The more you hear about the extraordinary efforts that governments around the world are taking to promote economic growth, the less confident you can be in the result.

With the clock ticking on a Greek default, members of the European Monetary Union are considering sweetening their bail out pot for a second time since the summer. The problem, however, is that a bigger bail out pot in Europe is not going to save Greece, whose economy is expected to contract at about 5 per cent for a second consecutive year. It is just going to make the write offs that much bigger for German taxpayers and French banks when the inevitable default finally occurs.

Nor is the U.S. Federal Reserve Board's latest policy gimmick, 'the twist,' likely to prove any more effective in breathing new life into a stagnating economy than the measures to prevent a Greek default. The move, a throwback to an earlier attempt in 1961, has the Federal Reserve Board selling short-term securities to buy ones with longer dates up the yield curve. The goal, much like that of the Fed's earlier tranches of quantitative easing, is aimed at bringing down long-term interest rates to resuscitate a moribund housing market.
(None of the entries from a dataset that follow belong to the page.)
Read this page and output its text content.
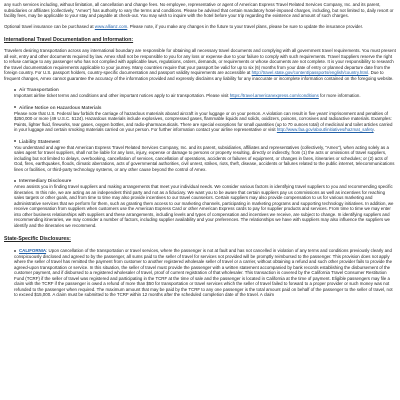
any such services including, without limitation, all cancellation and change fees. No employee, representative or agent of American Express Travel Related Services Company, Inc. and its parent, subsidiaries or affiliates (collectively, "Amex") has authority to vary the terms and conditions. Please be advised that certain mandatory hotel-imposed charges, including, but not limited to, daily resort or facility fees, may be applicable to your stay and payable at check-out. You may wish to inquire with the hotel before your trip regarding the existence and amount of such charges.

Optional travel insurance can be purchased at www.allianz.com. Please note, if you make any changes in the future to your travel plans, please be sure to update the insurance provider.

International Travel Documentation and Information:

Travelers desiring transportation across any international boundary are responsible for obtaining all necessary travel documents and complying with all government travel requirements. You must present all exit, entry and other documents required by law. Amex shall not be responsible to you for any loss or expense due to your failure to comply with such requirements. Travel Suppliers reserve the right to refuse carriage to any passenger who has not complied with applicable laws, regulations, orders, demands, or requirements or whose documents are not complete. It is your responsibility to research the travel documentation requirements applicable to your journey. Many countries require that your passport be valid for up to six (6) months from your date of entry or planned departure date from the foreign country. For U.S. passport holders, country-specific documentation and passport validity requirements are accessible at http://travel.state.gov/content/passports/english/country.html. Due to frequent changes, Amex cannot guarantee the accuracy of the information provided and expressly disclaims any liability for any inaccurate or incomplete information contained on the foregoing website.

Air Transportation

Important airline ticket terms and conditions and other important notices apply to air transportation. Please visit https://travel.americanexpress.com/conditions for more information.

Airline Notice on Hazardous Materials

Please note that U.S. Federal law forbids the carriage of hazardous materials aboard aircraft in your luggage or on your person. A violation can result in five years' imprisonment and penalties of $250,000 or more (49 U.S.C. 5124). Hazardous materials include explosives, compressed gases, flammable liquids and solids, oxidizers, poisons, corrosives and radioactive materials. Examples: Paints, lighter fluid, fireworks, tear gases, oxygen bottles, and radio-pharmaceuticals. There are special exceptions for small quantities (up to 70 ounces total) of medicinal and toilet articles carried in your luggage and certain smoking materials carried on your person. For further information contact your airline representative or visit http://www.faa.gov/about/initiatives/hazmat_safety.

Liability Statement

You understand and agree that American Express Travel Related Services Company, Inc. and its parent, subsidiaries, affiliates and representatives (collectively, "Amex"), when acting solely as a sales agent for travel suppliers, shall not be liable for any loss, injury, expense or damage to persons or property resulting, directly or indirectly, from (1) the acts or omissions of travel suppliers, including but not limited to delays, overbooking, cancellation of services, cancellation of operations, accidents or failures of equipment, or changes in fares, itineraries or schedules; or (2) acts of God, fires, earthquakes, floods, climatic aberrations, acts of governmental authorities, civil unrest, strikes, riots, theft, disease, accidents or failures related to the public internet, telecommunications lines or facilities, or third-party technology systems, or any other cause beyond the control of Amex.

Intermediary Disclosure

Amex assists you in finding travel suppliers and making arrangements that meet your individual needs. We consider various factors in identifying travel suppliers to you and recommending specific itineraries. In this role, we are acting as an independent third party and not as a fiduciary. We want you to be aware that certain suppliers pay us commissions as well as incentives for reaching sales targets or other goals, and from time to time may also provide incentives to our travel counselors. Certain suppliers may also provide compensation to us for various marketing and administrative services that we perform for them, such as granting them access to our marketing channels, participating in marketing programs and supporting technology initiatives. In addition, we receive compensation from suppliers when customers use the American Express Card or other American Express cards to pay for supplier products and services. From time to time we may enter into other business relationships with suppliers and these arrangements, including levels and types of compensation and incentives we receive, are subject to change. In identifying suppliers and recommending itineraries, we may consider a number of factors, including supplier availability and your preferences. The relationships we have with suppliers may also influence the suppliers we identify and the itineraries we recommend.

State-Specific Disclosures:

CALIFORNIA: Upon cancellation of the transportation or travel services, where the passenger is not at fault and has not cancelled in violation of any terms and conditions previously clearly and conspicuously disclosed and agreed to by the passenger, all sums paid to the seller of travel for services not provided will be promptly reimbursed to the passenger. This provision does not apply where the seller of travel has remitted the payment from customer to another registered wholesale seller of travel or a carrier, without obtaining a refund and such other provider fails to provide the agreed-upon transportation or service. In this situation, the seller of travel must provide the passenger with a written statement accompanied by bank records establishing the disbursement of the customer payment, and if disbursed to a registered wholesaler of travel, proof of current registration of that wholesaler. This transaction is covered by the California Travel Consumer Restitution Fund (TCRF) if the seller of travel was registered and participating in the TCRF at the time of sale and the passenger is located in California at the time of payment. Eligible passengers may file a claim with the TCRF if the passenger is owed a refund of more than $50 for transportation or travel services which the seller of travel failed to forward to a proper provider or such money was not refunded to the passenger when required. The maximum amount that may be paid by the TCRF to any one passenger is the total amount paid on behalf of the passenger to the seller of travel, not to exceed $15,000. A claim must be submitted to the TCRF within 12 months after the scheduled completion date of the travel. A claim
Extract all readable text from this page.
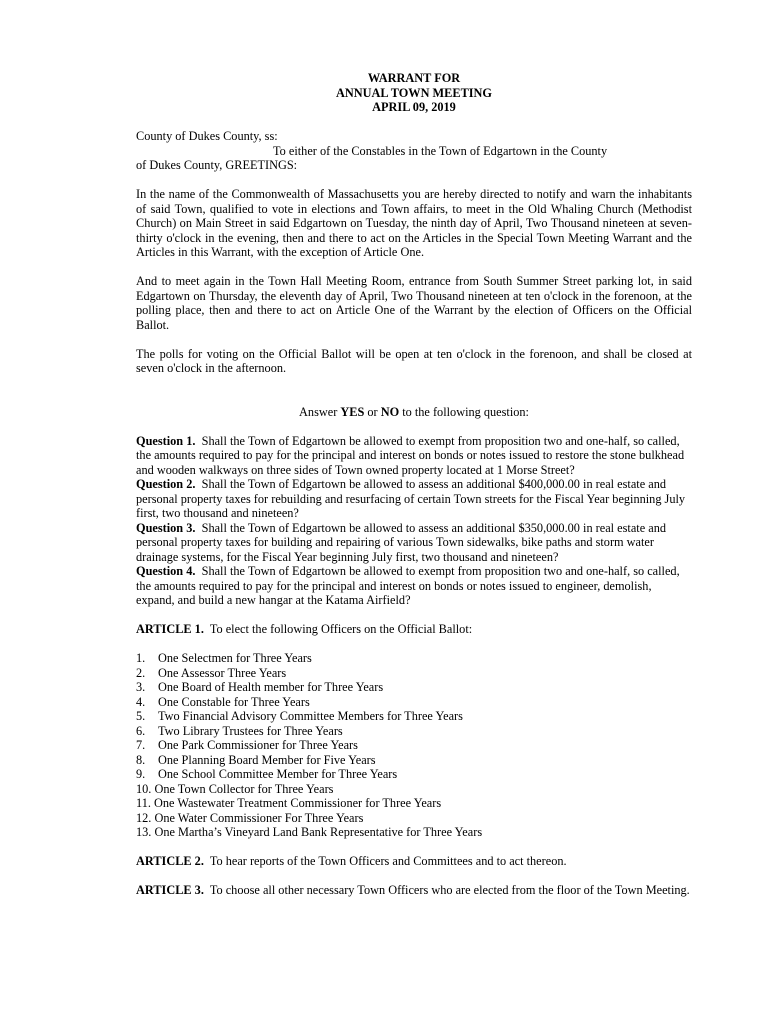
WARRANT FOR
ANNUAL TOWN MEETING
APRIL 09, 2019

County of Dukes County, ss:

To either of the Constables in the Town of Edgartown in the County

of Dukes County, GREETINGS:

In the name of the Commonwealth of Massachusetts you are hereby directed to notify and warn the inhabitants of said Town, qualified to vote in elections and Town affairs, to meet in the Old Whaling Church (Methodist Church) on Main Street in said Edgartown on Tuesday, the ninth day of April, Two Thousand nineteen at seven-thirty o'clock in the evening, then and there to act on the Articles in the Special Town Meeting Warrant and the Articles in this Warrant, with the exception of Article One.

And to meet again in the Town Hall Meeting Room, entrance from South Summer Street parking lot, in said Edgartown on Thursday, the eleventh day of April, Two Thousand nineteen at ten o'clock in the forenoon, at the polling place, then and there to act on Article One of the Warrant by the election of Officers on the Official Ballot.

The polls for voting on the Official Ballot will be open at ten o'clock in the forenoon, and shall be closed at seven o'clock in the afternoon.

Answer YES or NO to the following question:

Question 1. Shall the Town of Edgartown be allowed to exempt from proposition two and one-half, so called, the amounts required to pay for the principal and interest on bonds or notes issued to restore the stone bulkhead and wooden walkways on three sides of Town owned property located at 1 Morse Street?

Question 2. Shall the Town of Edgartown be allowed to assess an additional $400,000.00 in real estate and personal property taxes for rebuilding and resurfacing of certain Town streets for the Fiscal Year beginning July first, two thousand and nineteen?

Question 3. Shall the Town of Edgartown be allowed to assess an additional $350,000.00 in real estate and personal property taxes for building and repairing of various Town sidewalks, bike paths and storm water drainage systems, for the Fiscal Year beginning July first, two thousand and nineteen?

Question 4. Shall the Town of Edgartown be allowed to exempt from proposition two and one-half, so called, the amounts required to pay for the principal and interest on bonds or notes issued to engineer, demolish, expand, and build a new hangar at the Katama Airfield?

ARTICLE 1. To elect the following Officers on the Official Ballot:

1.	One Selectmen for Three Years
2.	One Assessor Three Years
3.	One Board of Health member for Three Years
4.	One Constable for Three Years
5.	Two Financial Advisory Committee Members for Three Years
6.	Two Library Trustees for Three Years
7.	One Park Commissioner for Three Years
8.	One Planning Board Member for Five Years
9.	One School Committee Member for Three Years
10.
One Town Collector for Three Years
11.
One Wastewater Treatment Commissioner for Three Years
12.
One Water Commissioner For Three Years
13.
One Martha’s Vineyard Land Bank Representative for Three Years

ARTICLE 2. To hear reports of the Town Officers and Committees and to act thereon.

ARTICLE 3. To choose all other necessary Town Officers who are elected from the floor of the Town Meeting.
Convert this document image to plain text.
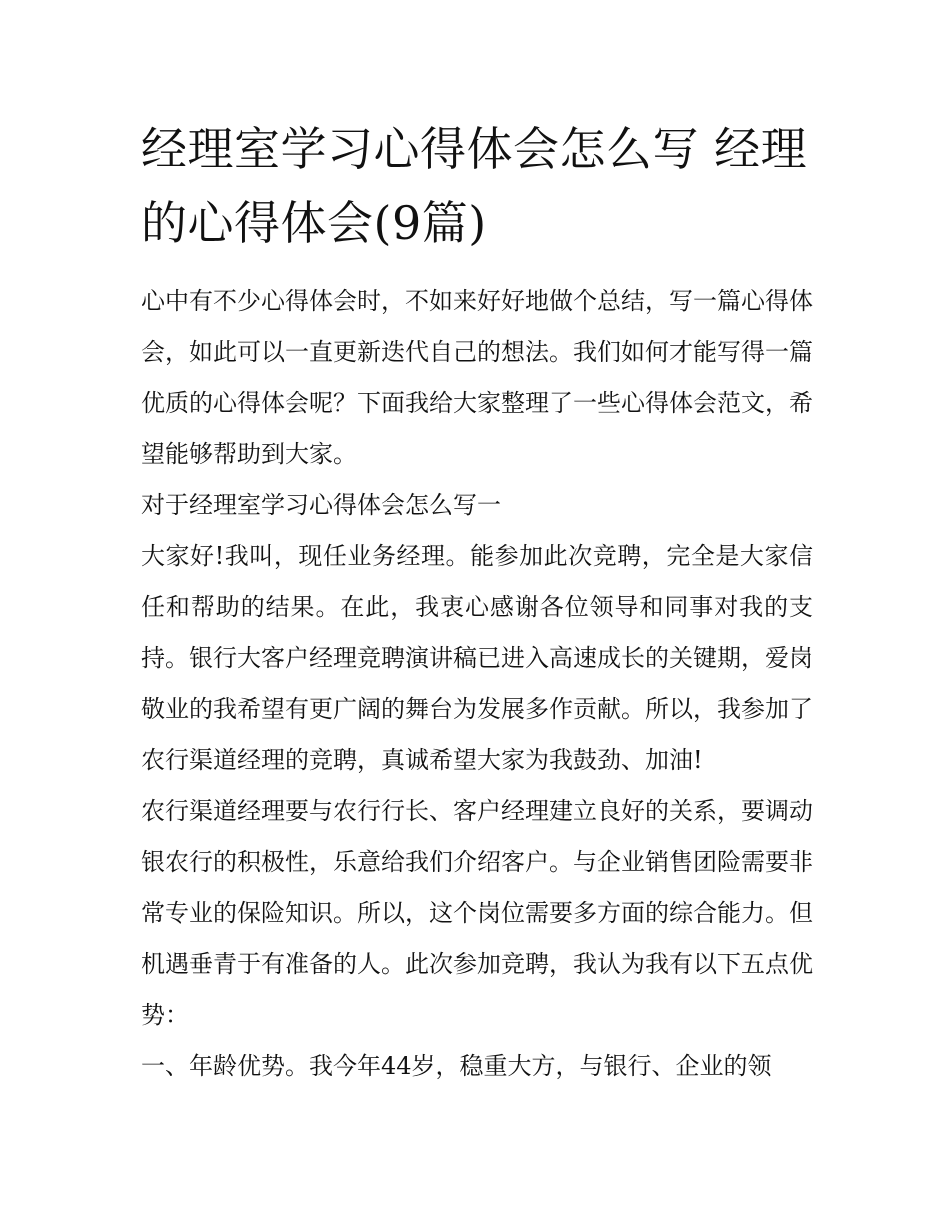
经理室学习心得体会怎么写 经理的心得体会(9篇)

心中有不少心得体会时，不如来好好地做个总结，写一篇心得体会，如此可以一直更新迭代自己的想法。我们如何才能写得一篇优质的心得体会呢？下面我给大家整理了一些心得体会范文，希望能够帮助到大家。

对于经理室学习心得体会怎么写一

大家好!我叫，现任业务经理。能参加此次竞聘，完全是大家信任和帮助的结果。在此，我衷心感谢各位领导和同事对我的支持。银行大客户经理竞聘演讲稿已进入高速成长的关键期，爱岗敬业的我希望有更广阔的舞台为发展多作贡献。所以，我参加了农行渠道经理的竞聘，真诚希望大家为我鼓劲、加油!

农行渠道经理要与农行行长、客户经理建立良好的关系，要调动银农行的积极性，乐意给我们介绍客户。与企业销售团险需要非常专业的保险知识。所以，这个岗位需要多方面的综合能力。但机遇垂青于有准备的人。此次参加竞聘，我认为我有以下五点优势：

一、年龄优势。我今年44岁，稳重大方，与银行、企业的领
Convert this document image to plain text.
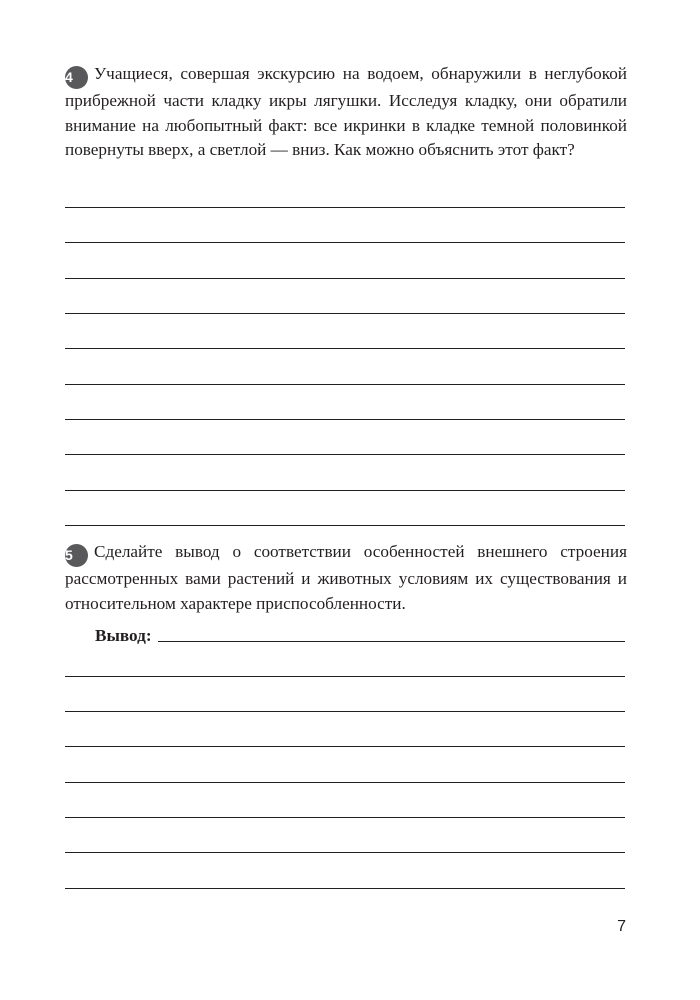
4 Учащиеся, совершая экскурсию на водоем, обнаружили в неглубокой прибрежной части кладку икры лягушки. Исследуя кладку, они обратили внимание на любопытный факт: все икринки в кладке темной половинкой повернуты вверх, а светлой — вниз. Как можно объяснить этот факт?
5 Сделайте вывод о соответствии особенностей внешнего строения рассмотренных вами растений и животных условиям их существования и относительном характере приспособленности.
Вывод:
7
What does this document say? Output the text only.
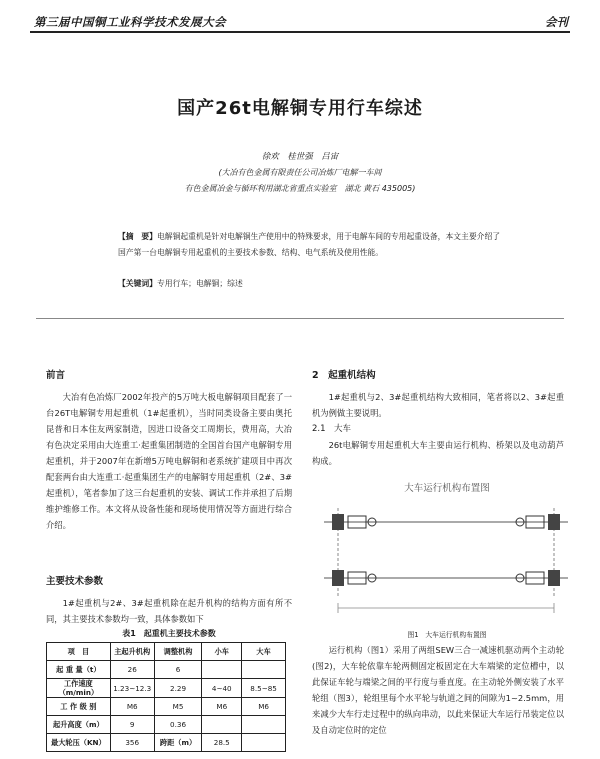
第三届中国铜工业科学技术发展大会	会刊
国产26t电解铜专用行车综述
徐欢　桂世强　吕宙
(大冶有色金属有限责任公司冶炼厂电解一车间
有色金属冶金与循环利用湖北省重点实验室　湖北 黄石 435005)
【摘　要】电解铜起重机是针对电解铜生产使用中的特殊要求，用于电解车间的专用起重设备，本文主要介绍了国产第一台电解铜专用起重机的主要技术参数、结构、电气系统及使用性能。
【关键词】专用行车；电解铜；综述
前言

大冶有色冶炼厂2002年投产的5万吨大板电解铜项目配套了一台26T电解铜专用起重机（1#起重机），当时同类设备主要由奥托昆普和日本住友两家制造，因进口设备交工周期长，费用高，大冶有色决定采用由大连重工·起重集团制造的全国首台国产电解铜专用起重机，并于2007年在新增5万吨电解铜和老系统扩建项目中再次配套两台由大连重工·起重集团生产的电解铜专用起重机（2#、3#起重机），笔者参加了这三台起重机的安装、调试工作并承担了后期维护维修工作。本文将从设备性能和现场使用情况等方面进行综合介绍。

主要技术参数

1#起重机与2#、3#起重机除在起升机构的结构方面有所不同，其主要技术参数均一致，具体参数如下

表1　起重机主要技术参数
项　目	主起升机构	调整机构	小车	大车
起 重 量（t）	26	6		
工作速度（m/min）	1.23~12.3	2.29	4~40	8.5~85
工 作 级 别	M6	M5	M6	M6
起升高度（m）	9	0.36		
最大轮压（KN）	356	跨距（m）	28.5	
2　起重机结构

1#起重机与2、3#起重机结构大致相同，笔者将以2、3#起重机为例做主要说明。

2.1　大车

26t电解铜专用起重机大车主要由运行机构、桥架以及电动葫芦构成。

大车运行机构布置图
图1　大车运行机构布置图

运行机构（图1）采用了两组SEW三合一减速机驱动两个主动轮(图2)，大车轮依靠车轮两侧固定板固定在大车端梁的定位槽中，以此保证车轮与端梁之间的平行度与垂直度。在主动轮外侧安装了水平轮组（图3），轮组里每个水平轮与轨道之间的间隙为1~2.5mm，用来减少大车行走过程中的纵向串动，以此来保证大车运行吊装定位以及自动定位时的定位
But with long dated Treasury yields already near record lows, it is not the cost of mortgages, but the lack of jobs that stands in the way of Americans buying more homes. Without jobs, U.S. households are no more likely to buy homes than Greek households are to pay taxes. Other than potentially weakening the U.S. dollar, it is a classic case of a central bank trying to push on a string. And in this particular case, the greenback perversely strengthened, most notably against gold, leaving the Federal Reserve Board with nothing for its efforts.

With government deficits at record highs and interest rates already held to record lows, it is becoming increasingly obvious that European or North American governments have run out of policy options to sustain growth. Our economies appear to be heading inexorably into another recession, and there doesn't seem to be anything our governments can do anymore to prevent it.